A group called the Energy Security Leadership Council, which includes more than a dozen prominent U.S. executives and retired military officers, issued a report earlier this month calling on Congress to take steps to reduce the reliance on imported oil. The group called for tougher fuel economy regulation, including a 4% annual increase in CAFE standards, which have been held essentially flat for the past decade.

In a related move, the Consumer Federation of America released a study last month showing that nine of 13 major automakers had a fleetwide average fuel economy performance that was lower in 2005 than it had been a decade ago.

Auto executives have argued that the industry’s flat overall fuel economy in recent years reflects the strong preference for trucks and SUVs by American drivers, a point Lutz made in his Internet posting.

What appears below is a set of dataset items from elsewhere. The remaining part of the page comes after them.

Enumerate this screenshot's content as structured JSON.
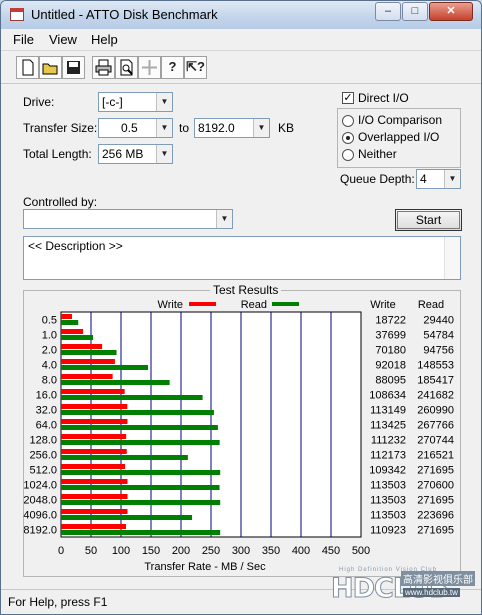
{
  "window": {
    "title": "Untitled - ATTO Disk Benchmark",
    "min_label": "0",
    "max_label": "1",
    "close_label": "r"
  },
  "menu": [
    "File",
    "View",
    "Help"
  ],
  "toolbar": [
    {
      "name": "new-icon",
      "glyph": "🗋"
    },
    {
      "name": "open-icon",
      "glyph": "📂"
    },
    {
      "name": "save-icon",
      "glyph": "💾"
    },
    {
      "name": "print-icon",
      "glyph": "🖶"
    },
    {
      "name": "print-preview-icon",
      "glyph": "🔍"
    },
    {
      "name": "move-icon",
      "glyph": "✥"
    },
    {
      "name": "help-icon",
      "glyph": "?"
    },
    {
      "name": "context-help-icon",
      "glyph": "?"
    }
  ],
  "form": {
    "drive_label": "Drive:",
    "drive_value": "[-c-]",
    "transfer_size_label": "Transfer Size:",
    "transfer_from": "0.5",
    "to_label": "to",
    "transfer_to": "8192.0",
    "kb_label": "KB",
    "total_length_label": "Total Length:",
    "total_length_value": "256 MB",
    "direct_io_label": "Direct I/O",
    "direct_io_checked": true,
    "io_comparison_label": "I/O Comparison",
    "overlapped_io_label": "Overlapped I/O",
    "neither_label": "Neither",
    "selected_mode": "Overlapped I/O",
    "queue_depth_label": "Queue Depth:",
    "queue_depth_value": "4",
    "controlled_by_label": "Controlled by:",
    "controlled_by_value": "",
    "start_label": "Start",
    "description": "<< Description >>"
  },
  "results": {
    "title": "Test Results",
    "write_legend": "Write",
    "read_legend": "Read",
    "write_header": "Write",
    "read_header": "Read"
  },
  "colors": {
    "write": "#ff0000",
    "read": "#008000",
    "grid": "#00007f"
  },
  "chart_data": {
    "type": "bar",
    "orientation": "horizontal",
    "categories": [
      "0.5",
      "1.0",
      "2.0",
      "4.0",
      "8.0",
      "16.0",
      "32.0",
      "64.0",
      "128.0",
      "256.0",
      "512.0",
      "1024.0",
      "2048.0",
      "4096.0",
      "8192.0"
    ],
    "series": [
      {
        "name": "Write",
        "values": [
          18722,
          37699,
          70180,
          92018,
          88095,
          108634,
          113149,
          113425,
          111232,
          112173,
          109342,
          113503,
          113503,
          113503,
          110923
        ]
      },
      {
        "name": "Read",
        "values": [
          29440,
          54784,
          94756,
          148553,
          185417,
          241682,
          260990,
          267766,
          270744,
          216521,
          271695,
          270600,
          271695,
          223696,
          271695
        ]
      }
    ],
    "xlabel": "Transfer Rate - MB / Sec",
    "xlim": [
      0,
      500
    ],
    "xticks": [
      "0",
      "50",
      "100",
      "150",
      "200",
      "250",
      "300",
      "350",
      "400",
      "450",
      "500"
    ],
    "value_units": "KB/sec",
    "grid": true,
    "legend": "top"
  },
  "statusbar": {
    "text": "For Help, press F1"
  },
  "watermark": {
    "small": "High Definition Vision Club",
    "big": "HDCLUB",
    "cn": "高清影视俱乐部",
    "url": "www.hdclub.tw"
  }
}
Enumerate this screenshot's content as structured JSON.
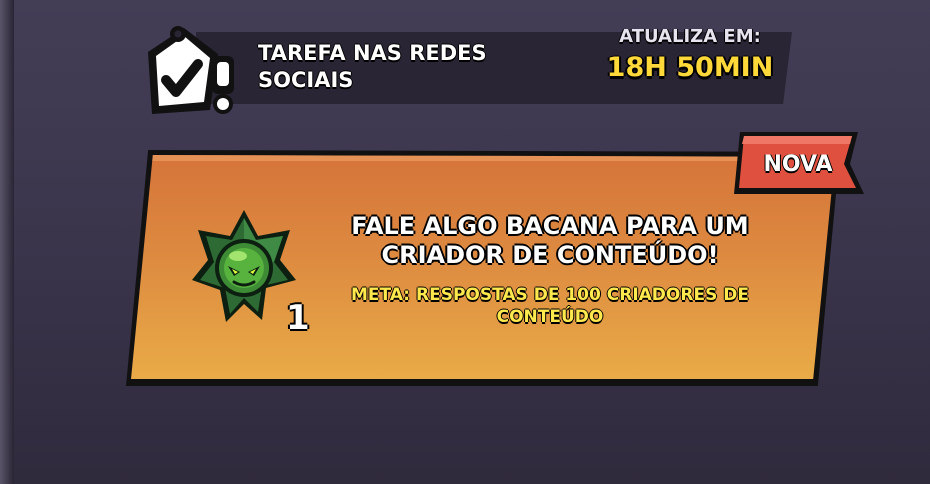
{
  "header": {
    "title": "TAREFA NAS REDES\nSOCIAIS",
    "timer_label": "ATUALIZA EM:",
    "timer_value": "18H 50MIN",
    "icon": "checkmark-tag-icon"
  },
  "quest": {
    "badge": "NOVA",
    "title": "FALE ALGO BACANA PARA UM CRIADOR DE CONTEÚDO!",
    "goal": "META: RESPOSTAS DE 100 CRIADORES DE CONTEÚDO",
    "reward_icon": "green-star-token-icon",
    "reward_count": "1"
  },
  "colors": {
    "background": "#3a344b",
    "card_orange": "#dd8a40",
    "badge_red": "#e0503e",
    "timer_yellow": "#ffd93a",
    "goal_yellow": "#ffe94d",
    "reward_green": "#2e7d32"
  }
}
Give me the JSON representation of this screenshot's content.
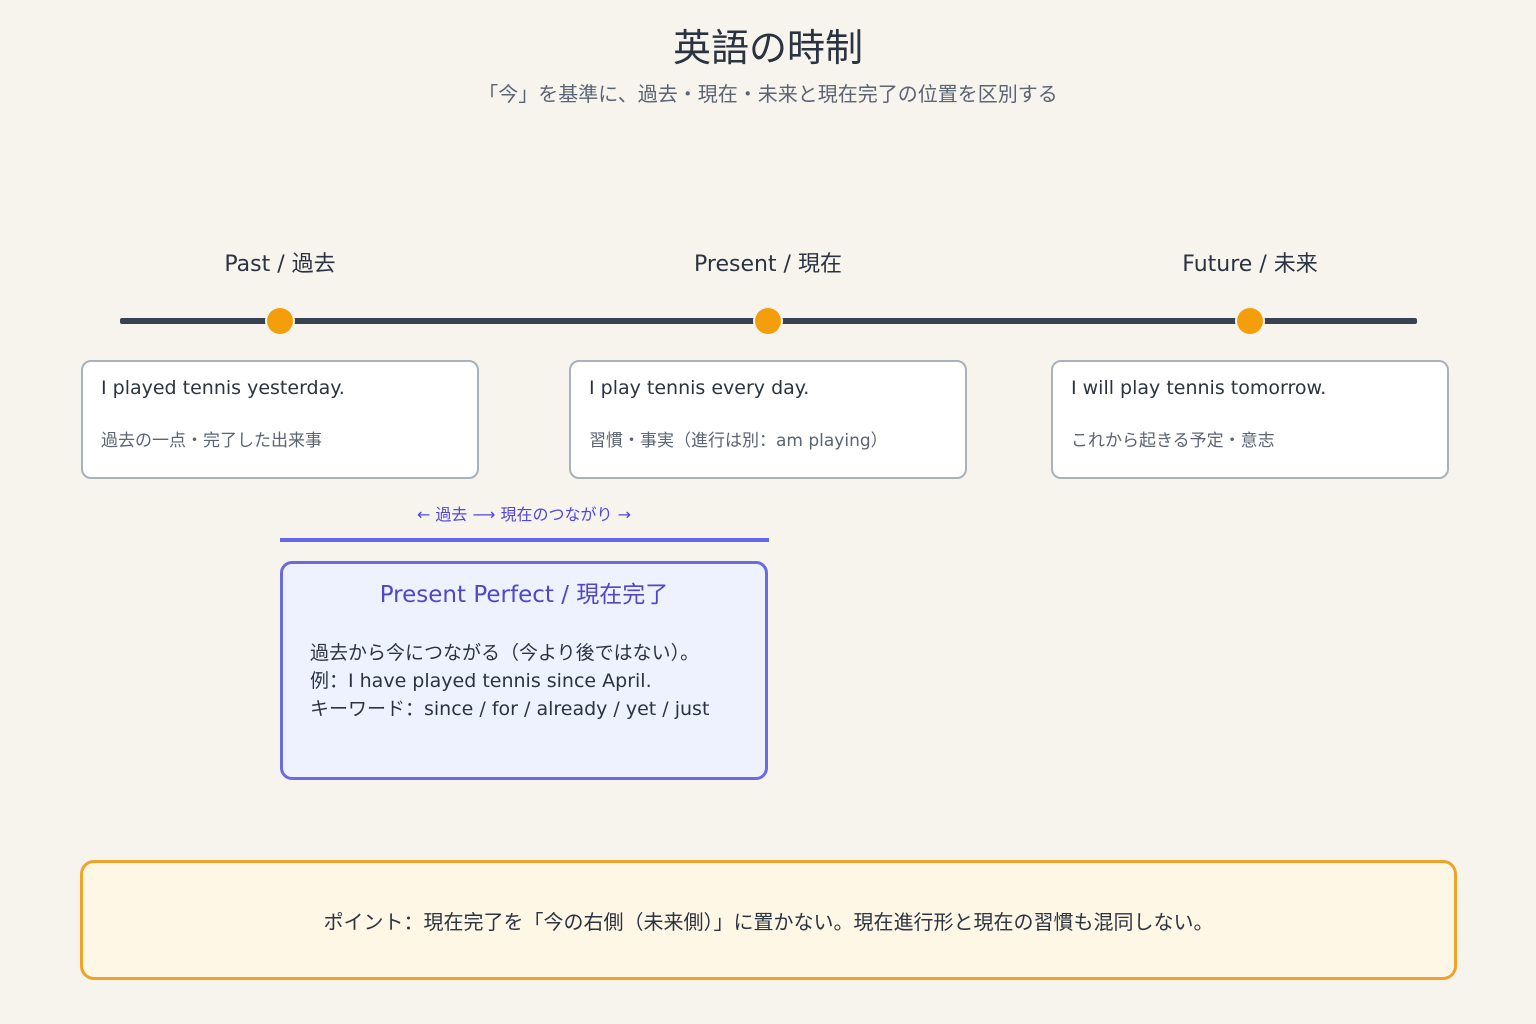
{
  "header": {
    "title": "英語の時制",
    "subtitle": "「今」を基準に、過去・現在・未来と現在完了の位置を区別する"
  },
  "timeline": {
    "labels": {
      "past": "Past / 過去",
      "present": "Present / 現在",
      "future": "Future / 未来"
    },
    "colors": {
      "line": "#384251",
      "dot": "#f59e0b"
    }
  },
  "cards": {
    "past": {
      "example": "I played tennis yesterday.",
      "note": "過去の一点・完了した出来事"
    },
    "present": {
      "example": "I play tennis every day.",
      "note": "習慣・事実（進行は別：am playing）"
    },
    "future": {
      "example": "I will play tennis tomorrow.",
      "note": "これから起きる予定・意志"
    }
  },
  "connection": {
    "label": "← 過去 ⟶ 現在のつながり →",
    "color": "#6366f1"
  },
  "present_perfect": {
    "title": "Present Perfect / 現在完了",
    "lines": [
      "過去から今につながる（今より後ではない）。",
      "例：I have played tennis since April.",
      "キーワード：since / for / already / yet / just"
    ]
  },
  "point": {
    "text": "ポイント：現在完了を「今の右側（未来側）」に置かない。現在進行形と現在の習慣も混同しない。",
    "color": "#f0a32a"
  }
}
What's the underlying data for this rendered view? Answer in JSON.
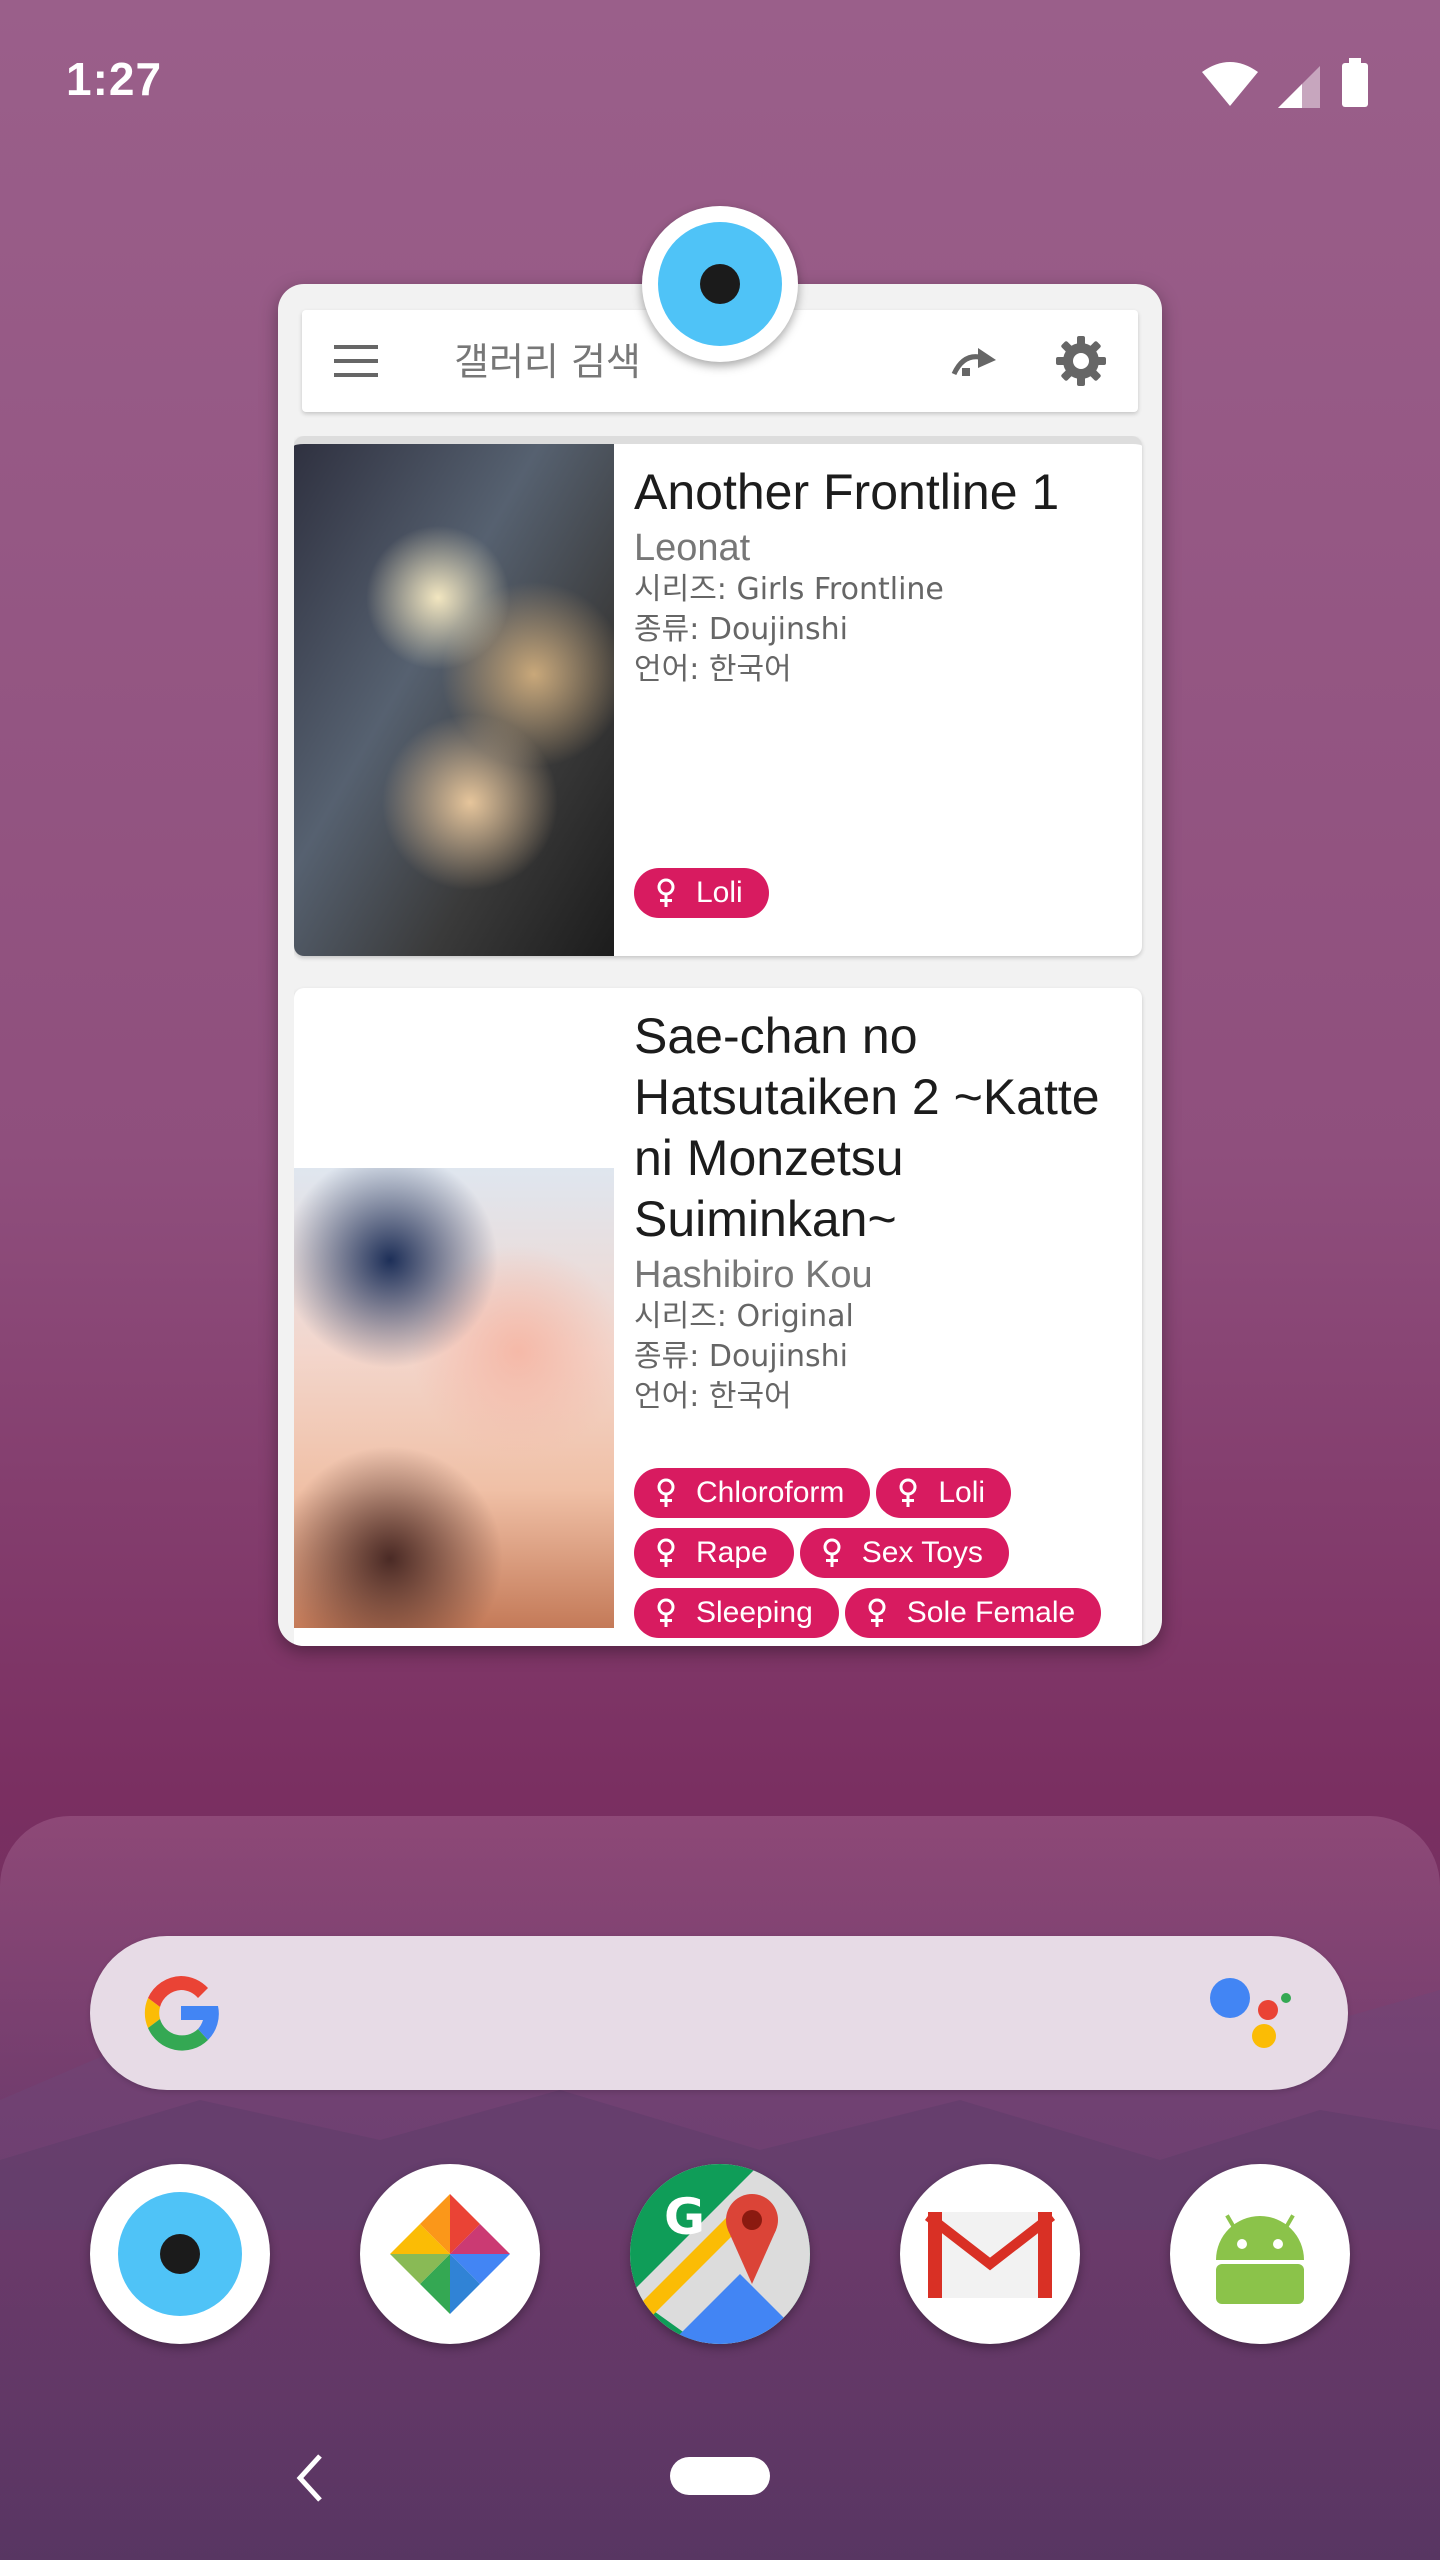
{
  "status_bar": {
    "time": "1:27"
  },
  "widget": {
    "search": {
      "placeholder": "갤러리 검색"
    },
    "cards": [
      {
        "title": "Another Frontline 1",
        "artist": "Leonat",
        "series": "시리즈: Girls Frontline",
        "type": "종류: Doujinshi",
        "language": "언어: 한국어",
        "tags": [
          "Loli"
        ]
      },
      {
        "title": "Sae-chan no Hatsutaiken 2 ~Katte ni Monzetsu Suiminkan~",
        "artist": "Hashibiro Kou",
        "series": "시리즈: Original",
        "type": "종류: Doujinshi",
        "language": "언어: 한국어",
        "tags": [
          "Chloroform",
          "Loli",
          "Rape",
          "Sex Toys",
          "Sleeping",
          "Sole Female"
        ]
      }
    ]
  },
  "colors": {
    "tag": "#d81b60",
    "eye_blue": "#4fc3f7"
  },
  "dock": {
    "apps": [
      "eye-app-icon",
      "photos-icon",
      "maps-icon",
      "gmail-icon",
      "android-icon"
    ]
  }
}
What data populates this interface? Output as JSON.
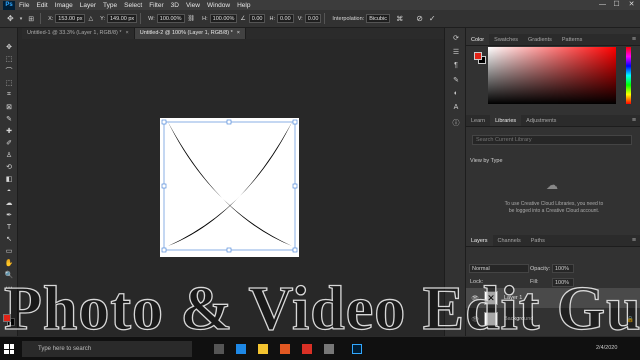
{
  "menubar": {
    "logo": "Ps",
    "items": [
      "File",
      "Edit",
      "Image",
      "Layer",
      "Type",
      "Select",
      "Filter",
      "3D",
      "View",
      "Window",
      "Help"
    ],
    "window_controls": [
      "—",
      "☐",
      "✕"
    ]
  },
  "options": {
    "x_label": "X:",
    "x_value": "153.00 px",
    "y_label": "Y:",
    "y_value": "149.00 px",
    "w_label": "W:",
    "w_value": "100.00%",
    "h_label": "H:",
    "h_value": "100.00%",
    "angle_value": "0.00",
    "hskew_label": "H:",
    "hskew_value": "0.00",
    "vskew_label": "V:",
    "vskew_value": "0.00",
    "interp_label": "Interpolation:",
    "interp_value": "Bicubic"
  },
  "tabs": [
    {
      "label": "Untitled-1 @ 33.3% (Layer 1, RGB/8) *",
      "active": false
    },
    {
      "label": "Untitled-2 @ 100% (Layer 1, RGB/8) *",
      "active": true
    }
  ],
  "tools": [
    "✥",
    "⬚",
    "⌒",
    "⬚",
    "⌗",
    "⊠",
    "✎",
    "✚",
    "✐",
    "♙",
    "⟲",
    "◧",
    "◓",
    "☁",
    "✒",
    "T",
    "↖",
    "▭",
    "✋",
    "🔍",
    "···"
  ],
  "color_panel": {
    "tabs": [
      "Color",
      "Swatches",
      "Gradients",
      "Patterns"
    ],
    "fg_color": "#e22317",
    "bg_color": "#000000"
  },
  "libraries_panel": {
    "tabs": [
      "Learn",
      "Libraries",
      "Adjustments"
    ],
    "search_placeholder": "Search Current Library",
    "view_by": "View by Type",
    "message": "To use Creative Cloud Libraries, you need to be logged into a Creative Cloud account."
  },
  "layers_panel": {
    "tabs": [
      "Layers",
      "Channels",
      "Paths"
    ],
    "kind_label": "Normal",
    "opacity_label": "Opacity:",
    "opacity_value": "100%",
    "lock_label": "Lock:",
    "fill_label": "Fill:",
    "fill_value": "100%",
    "layers": [
      {
        "name": "Layer 1",
        "selected": true
      },
      {
        "name": "Background",
        "selected": false
      }
    ]
  },
  "taskbar": {
    "search_placeholder": "Type here to search",
    "start_icon": "windows-logo",
    "time": "2/4/2020"
  },
  "watermark": {
    "text": "Photo & Video Edit Gurum"
  }
}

“As long as (gas) is around $2 per gallon here, people will exercise their freedom to buy the vehicle they want, V8 engine and all,” he said. “Forcing us to alter the fleets to hit some theoretical average won’t change what consumers want, or what they’ll buy.”

GM said last month that it would launch an electric hybrid vehicle, a step environmentalists have hailed as a way to reduce both oil consumption and greenhouse gas emissions.

Lutz said GM would provide more details on developments in that area at the Detroit Auto Show in January, but he added that much of the available technology to improve gas mileage was already on the road.
  (So why in the world don’t they use it - why will we eventually import trucks from China- not even from japan? This because the lower fuel consumption of their products will be winning over our attention! Even US labor will want a car that is fueled for less! - SustainabiliTank.info comment)

“There is no technological bag of tricks that enable much better fuel economy than we have today,” he said. “Despite what the alarmists may think, we don’t have any magic 100-mpg carburetor that we’re holding back because we’re in bed with the oil companies.”

The CAFE standard, an average applied across a fleet of vehicles, is currently 27.5 miles per gallon for cars and 20.7 miles per gallon for trucks and SUVs weighing less than 8,500 pounds.

Under the 30-year-old law, automakers face fines for failing to make the average fleet standard. Automakers can also earn CAFE “credits” to offset shortfalls in future years, a situation that applies to Japan’s Toyota Motor and Honda Motor.